Step 8 - Verify the Time-stamping

With a timestamped file, the timestamp response or certificate chain of trust can be verified by SignClient.

Verifying Timestamp Response

Run the following command to verify:

./signclient timestamp -verify -inrep test-composite.tsr -signerfile composite-cert-name-from-download.crt

The -signerfile flag should point to the composite certificate that was installed in the Timestamp Signer in order for the timestamp to be verifiable.
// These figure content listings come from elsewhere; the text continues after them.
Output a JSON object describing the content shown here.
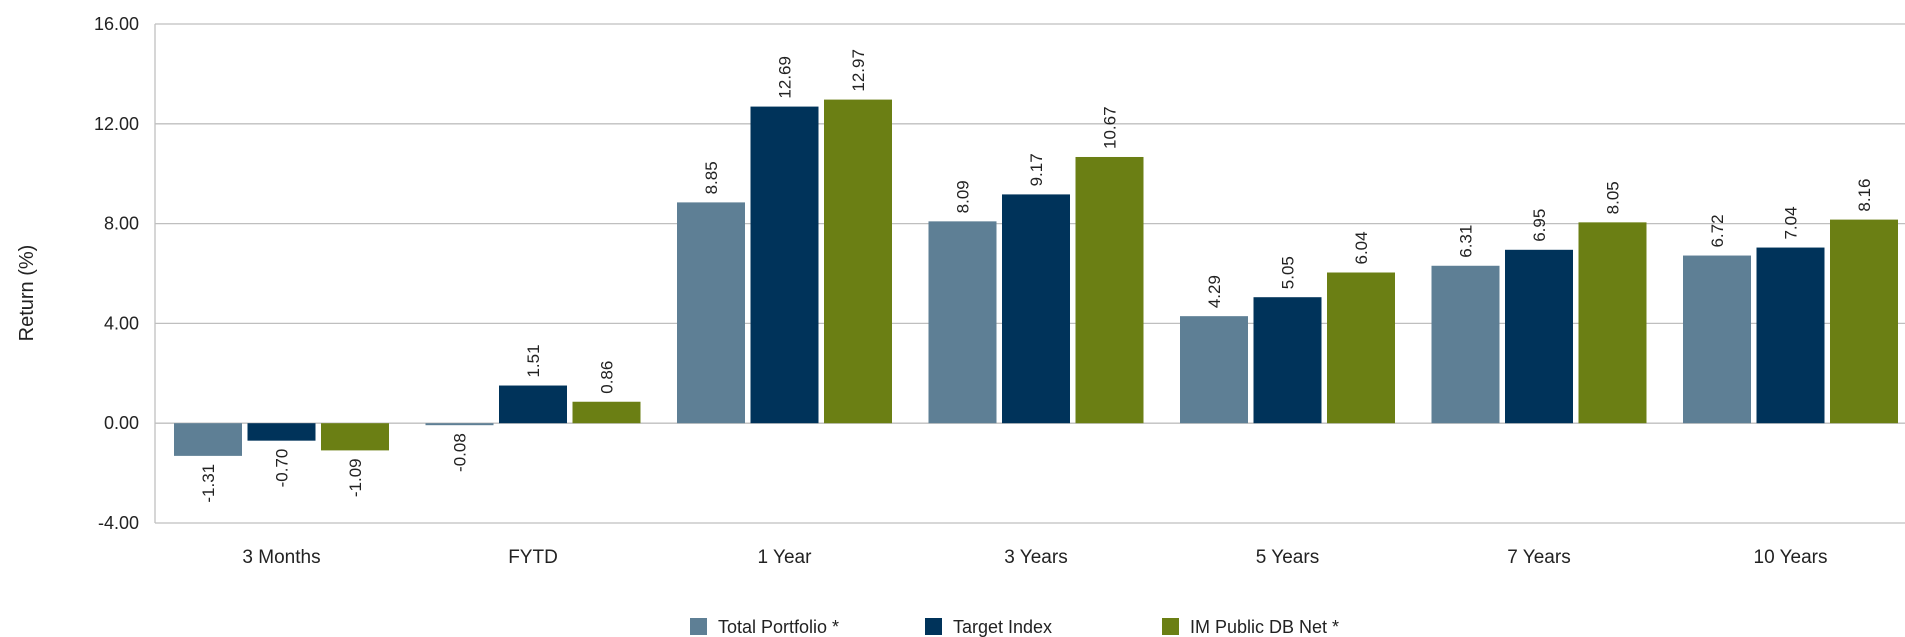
{
  "chart_data": {
    "type": "bar",
    "title": "",
    "xlabel": "",
    "ylabel": "Return (%)",
    "ylim": [
      -4,
      16
    ],
    "yticks": [
      "16.00",
      "12.00",
      "8.00",
      "4.00",
      "0.00",
      "-4.00"
    ],
    "ytick_values": [
      16,
      12,
      8,
      4,
      0,
      -4
    ],
    "grid": true,
    "legend_position": "bottom",
    "categories": [
      "3 Months",
      "FYTD",
      "1 Year",
      "3 Years",
      "5 Years",
      "7 Years",
      "10 Years"
    ],
    "series": [
      {
        "name": "Total Portfolio *",
        "color": "#5e7f95",
        "values": [
          -1.31,
          -0.08,
          8.85,
          8.09,
          4.29,
          6.31,
          6.72
        ],
        "labels": [
          "-1.31",
          "-0.08",
          "8.85",
          "8.09",
          "4.29",
          "6.31",
          "6.72"
        ]
      },
      {
        "name": "Target Index",
        "color": "#00335a",
        "values": [
          -0.7,
          1.51,
          12.69,
          9.17,
          5.05,
          6.95,
          7.04
        ],
        "labels": [
          "-0.70",
          "1.51",
          "12.69",
          "9.17",
          "5.05",
          "6.95",
          "7.04"
        ]
      },
      {
        "name": "IM Public DB Net *",
        "color": "#6b7f14",
        "values": [
          -1.09,
          0.86,
          12.97,
          10.67,
          6.04,
          8.05,
          8.16
        ],
        "labels": [
          "-1.09",
          "0.86",
          "12.97",
          "10.67",
          "6.04",
          "8.05",
          "8.16"
        ]
      }
    ]
  }
}
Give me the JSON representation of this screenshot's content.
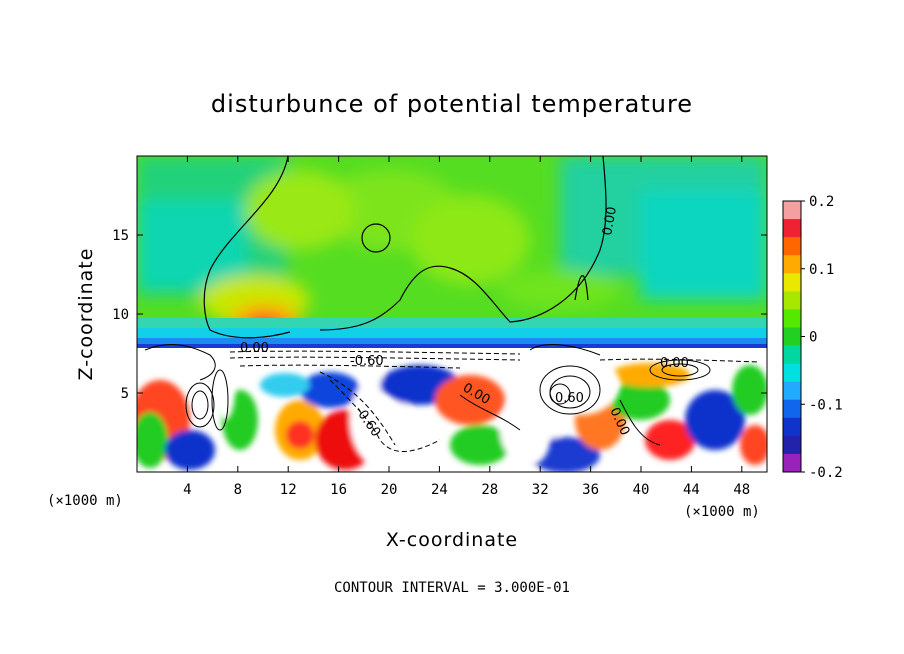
{
  "chart_data": {
    "type": "heatmap",
    "title": "disturbunce of potential temperature",
    "xlabel": "X-coordinate",
    "ylabel": "Z-coordinate",
    "x_unit": "(×1000 m)",
    "xlim": [
      0,
      50
    ],
    "ylim": [
      0,
      20
    ],
    "xticks": [
      4,
      8,
      12,
      16,
      20,
      24,
      28,
      32,
      36,
      40,
      44,
      48
    ],
    "yticks": [
      5,
      10,
      15
    ],
    "colorbar": {
      "range": [
        -0.2,
        0.2
      ],
      "ticks": [
        0.2,
        0.1,
        0,
        -0.1,
        -0.2
      ],
      "tick_labels": [
        "0.2",
        "0.1",
        "0",
        "-0.1",
        "-0.2"
      ],
      "colors": [
        "#f5a0a0",
        "#ee2233",
        "#ff6600",
        "#ffaa00",
        "#e8e800",
        "#a8e800",
        "#55e800",
        "#22d022",
        "#00d8a0",
        "#00e0e0",
        "#22aaff",
        "#1166ee",
        "#1133cc",
        "#2222aa",
        "#9922bb"
      ]
    },
    "contour_labels": [
      "0.00",
      "0.00",
      "-0.60",
      "0.00",
      "0.60",
      "-0.60",
      "0.00",
      "0.00"
    ],
    "contour_interval_text": "CONTOUR INTERVAL = 3.000E-01"
  }
}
A successful timestamp verification should produce the following log in the console:

INFO  [TimeStampCommand] Token was validated successfully. 
INFO  [TimeStampCommand] Token was generated on: Sat Nov 29 09:16:10 UTC 2025 
INFO  [TimeStampCommand] MessageDigest=<some message digest> 
INFO  [TimeStampCommand] Processing took 82 ms

Verifying Certificate Chain

Run the following command to verify:

./bin/signclient timestamp -verify -inrep test-composite.tsr -cafile my-trusted-cert.pem

The -cafile flag should point to a file containing one or multiple PEM-encoded certificates that will be used as trustanchors for certificate chain validation. This flag also performs timestamp token validation.

A successful certificate chain validation and timestamp token validation will be seen in the console output.